As mentioned before, you will be shifting back and forth between the Projected Cash Flow Statement and the Projected Balance Sheet. Let us first revisit the Projected Cash Flow Statement. It may be easier to look at the Projected Cash Flow Statement as consisting of two halves. The first half deals with the actual cash flows themselves and closely mirrors the line items seen on the Projected Income Statement. The second half of the Projected Income Statement consists of two sections: 1) "Add: Sources of Cash" and 2) "Less: Uses of Cash". It is this second half portion of the Income Statement that you will be working with to help you balance out the Balance Sheet. This portion is basically a "worksheet" that you use in balancing out the Balance Sheet. It should not be a part of any printouts.

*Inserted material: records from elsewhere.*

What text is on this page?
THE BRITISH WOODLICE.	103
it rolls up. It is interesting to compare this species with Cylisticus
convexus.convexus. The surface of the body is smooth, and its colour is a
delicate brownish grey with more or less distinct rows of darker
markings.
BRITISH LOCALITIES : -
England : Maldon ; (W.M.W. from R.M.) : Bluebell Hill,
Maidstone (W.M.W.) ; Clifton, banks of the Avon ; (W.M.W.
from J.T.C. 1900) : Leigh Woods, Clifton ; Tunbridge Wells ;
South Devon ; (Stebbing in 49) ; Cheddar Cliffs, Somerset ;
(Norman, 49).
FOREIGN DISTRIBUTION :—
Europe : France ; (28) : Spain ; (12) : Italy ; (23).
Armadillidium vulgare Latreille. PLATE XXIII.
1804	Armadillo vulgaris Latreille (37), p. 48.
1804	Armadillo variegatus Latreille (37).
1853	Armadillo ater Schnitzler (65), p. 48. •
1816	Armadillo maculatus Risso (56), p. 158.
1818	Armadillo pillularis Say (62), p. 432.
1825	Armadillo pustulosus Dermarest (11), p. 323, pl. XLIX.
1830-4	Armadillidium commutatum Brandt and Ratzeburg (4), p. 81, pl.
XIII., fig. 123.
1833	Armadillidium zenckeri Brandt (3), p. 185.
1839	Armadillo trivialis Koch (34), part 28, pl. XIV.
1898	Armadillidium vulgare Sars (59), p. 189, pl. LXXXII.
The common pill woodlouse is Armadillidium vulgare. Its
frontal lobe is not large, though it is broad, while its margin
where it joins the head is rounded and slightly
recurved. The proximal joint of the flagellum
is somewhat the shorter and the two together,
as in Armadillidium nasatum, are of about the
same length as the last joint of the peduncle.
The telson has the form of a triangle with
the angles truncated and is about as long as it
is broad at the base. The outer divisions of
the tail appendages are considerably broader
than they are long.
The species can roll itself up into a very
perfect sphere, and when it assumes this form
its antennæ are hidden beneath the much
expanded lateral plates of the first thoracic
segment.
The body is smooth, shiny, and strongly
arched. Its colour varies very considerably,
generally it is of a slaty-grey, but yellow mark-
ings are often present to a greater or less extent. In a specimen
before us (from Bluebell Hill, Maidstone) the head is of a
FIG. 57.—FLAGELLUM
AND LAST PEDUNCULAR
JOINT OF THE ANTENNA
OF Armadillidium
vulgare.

When you are done, it will be time to review and balance the Balance Sheet projections to make sure everything fits. The most obvious place to look for errors is the balance sheet (i.e. Total Assets do not agree with Total Liabilities and Equity). One important place to check for Balance Sheet error is to make sure that the retained earnings "roll forward" correctly. Another place to double check is the assumption sheet and any formulas and/or links you have in the Balance Sheet. Use client Balance Sheet format to make dropping in actuals easier. If you are having difficulty balancing the projected Balance Sheet, flatline sales & expense growth to make it easier to identify problems with formulas. Roll forward major accounts: Accounts Receivable, Accounts Payable, Inventory & Retained Earnings.

Maintaining Cash Flow Projections

As stated before, projections are based on historical information. As each month ends, it will be important to "drop in" the actual numbers for Revenues, Cost, Expenses, Cash Flows, Assets, etc. In so doing, the forward-rolling projections are actually grounded in truth and you can even see the disparities somewhat between what the estimates were versus initial estimates. As your actuals are dropped in, the goal becomes to use these actuals to help drive operations toward a target versus just benchmarking them against original estimates.

After 12 months go by, the projections for the year will have morphed into becoming the Income Statement, the Cash Flow Statement, and the actual Balance Sheet for the trailing twelve months. This then can be used for tax planning purposes or debt compliance purposes.

After you have "dropped in" the actual numbers for the financial statements it will be time to review your work. We will need to balance or "tie down" the financials again.

Every time a month has closed and you have access to "real numbers", you ought to drop in the actuals. Note though, that as soon as you drop in your actuals for Income Statement and Cash Flow Statement, you will need to balance and review that period again to make sure that the Balance Sheet ties.

Each month you should drop in the actual results in the projections. By doing so the year end net income is a moving target. The assumptions that go into the sales and expense also change frequently. Consequently, every time you update the projections with actuals, you should also review assumptions for the remainder of the year. This procedure makes your cash flow projections “dynamic”.